Collecting and sorting email attachments using Fetchmail + Procmail + uudeview
Background
At work, I received a task from a colleague about the need to resolve the issue of saving attachments to letters (arriving at a specific email address) and saving them on a file server. The subject of the letter contains an abbreviation that must be specified in the name of the directory where attachments will be saved.
I found several articles on the Internet using these tools, but for the most part they did not allow me to do what was intended and I had to add a configuration file that allowed us to save files on a network share.
What and why
Fetchmail – we need it to collect letters from the mail server; setting up this utility as a whole does not have any complicated points. More details here.
Procmail is an email delivery agent that allows you to process a letter.
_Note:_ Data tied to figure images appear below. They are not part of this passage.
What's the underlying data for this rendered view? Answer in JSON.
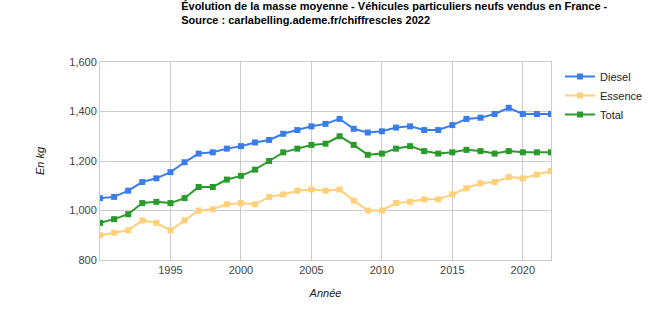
{
  "chart_data": {
    "type": "line",
    "title": "Évolution de la masse moyenne - Véhicules particuliers neufs vendus en France -\nSource : carlabelling.ademe.fr/chiffrescles 2022",
    "x_label": "Année",
    "y_label": "En kg",
    "x": [
      1990,
      1991,
      1992,
      1993,
      1994,
      1995,
      1996,
      1997,
      1998,
      1999,
      2000,
      2001,
      2002,
      2003,
      2004,
      2005,
      2006,
      2007,
      2008,
      2009,
      2010,
      2011,
      2012,
      2013,
      2014,
      2015,
      2016,
      2017,
      2018,
      2019,
      2020,
      2021,
      2022
    ],
    "series": [
      {
        "name": "Diesel",
        "color": "#3a7de8",
        "marker": "square",
        "values": [
          1050,
          1055,
          1080,
          1115,
          1130,
          1155,
          1195,
          1230,
          1235,
          1250,
          1260,
          1275,
          1285,
          1310,
          1325,
          1340,
          1350,
          1370,
          1330,
          1315,
          1320,
          1335,
          1340,
          1325,
          1325,
          1345,
          1370,
          1375,
          1390,
          1415,
          1390,
          1390,
          1390
        ]
      },
      {
        "name": "Essence",
        "color": "#ffcf7a",
        "marker": "square",
        "values": [
          900,
          910,
          920,
          960,
          950,
          920,
          960,
          1000,
          1005,
          1025,
          1030,
          1025,
          1055,
          1065,
          1080,
          1085,
          1080,
          1085,
          1040,
          1000,
          1000,
          1030,
          1035,
          1045,
          1045,
          1065,
          1090,
          1110,
          1115,
          1135,
          1130,
          1145,
          1160
        ]
      },
      {
        "name": "Total",
        "color": "#2a9a2a",
        "marker": "square",
        "values": [
          950,
          965,
          985,
          1030,
          1035,
          1030,
          1050,
          1095,
          1095,
          1125,
          1140,
          1165,
          1200,
          1235,
          1250,
          1265,
          1270,
          1300,
          1265,
          1225,
          1230,
          1250,
          1260,
          1240,
          1230,
          1235,
          1245,
          1240,
          1230,
          1240,
          1235,
          1235,
          1235
        ]
      }
    ],
    "xlim": [
      1990,
      2022
    ],
    "xticks": [
      1995,
      2000,
      2005,
      2010,
      2015,
      2020
    ],
    "ylim": [
      800,
      1600
    ],
    "yticks": [
      800,
      {
        "value": 1000,
        "label": "1,000"
      },
      {
        "value": 1200,
        "label": "1,200"
      },
      {
        "value": 1400,
        "label": "1,400"
      },
      {
        "value": 1600,
        "label": "1,600"
      }
    ],
    "grid": true,
    "legend": "top-right"
  }
}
More details at the link.
We also need a utility uudeview – This utility works with binary files and is needed to process attachments.
Installation and configuration of utilities
I chose server ubuntu 22.04, we install:
sudo apt update
sudo apt upgrade
apt install fetchmail procmail uudeview cifs-utils
and create a directory where everything will live
mkdir mail
Create a fetchmail.log file in the created mail directory
touch mail/fetchmail.log
grant access to it:
chmod 700 mail/fetchmail.log
chown user:user mail/fetchmail.log
connect a network folder (in my case the file server runs on Windows Server, so the connection is via the samba protocol via cifs)
Open the file /etc/fstab
mcedit /etc/fstab
And add a line (first the path to the file server, and then the mount point)
//*путь к серверу* /mnt cifs defaults,uid=1000,gid=1000,rw,credentials=/home/user/.smbclient 0 0
Create a file with credentials
mount -a
open the file
mcedit .smbclient
and add lines with data (indicate your account information):
username=user
password=password
domain=example.com
We mount
mount -a
Next, configure fetchmail:
mcedit ~/.fetchmailrc
In case of IMAP connection
poll mail.example.com
port 993
proto IMAP
user "user"
password "password"
ssl
mda "/usr/bin/procmail -d %T"
set syslog set logfile "mail/fetchmail.log"
where mail.example.com is the mail server to which you will receive mail
The rest, I think, is clear and understandable)
in case of POP3 connection
poll mail.example.com
port 995
proto POP3
user "user"
password "password"
ssl
mda "/usr/bin/procmail -d %T"
set syslog set logfile "mail/fetchmail.log"
We register access to the file:
chmod 700 .fetchmailrc
chown user:user .fetchmailrc
Now let's move on to setup Procmail
mcedit ~/.procmailrc
and add the following:
SHELL=/usr/bin/sh
subject =`cat | egrep "^Subject:" | awk '{ print $2 }'`
:0
* ^Subject:[ ].+[a-z0-9]
* ^Content-Type:
| mkdir /mnt/${subject} ;\
uudeview -i +a +o -p /mnt/$subject -
We register access to the file:
chmod 700 .procmailrc
chown user:user .procmailrc
I explain:
this config file checks letters on the mail server and creates a folder with the name of the subject and saves attachments from the letter into it
Launch
Now, after all the settings, we send a test email with an attachment and run the command:
fetchmail -kv
If necessary, add command execution to the task scheduler
open the scheduler:
crontab -e
and add an entry that will execute the command every minute:
*/1 * * * * /usr/bin/fetchmail -kv
We check for the presence of a new directory on the network share and attachments in them.
The final
In my case, there was a problem with the encoding; topics written in Cyrillic are saved in a crooked form, so we use the Latin alphabet; so far, a solution to this problem has not been found.
If you are not saving files on a network share, but everything is fine on the local disk, check access to the network folder.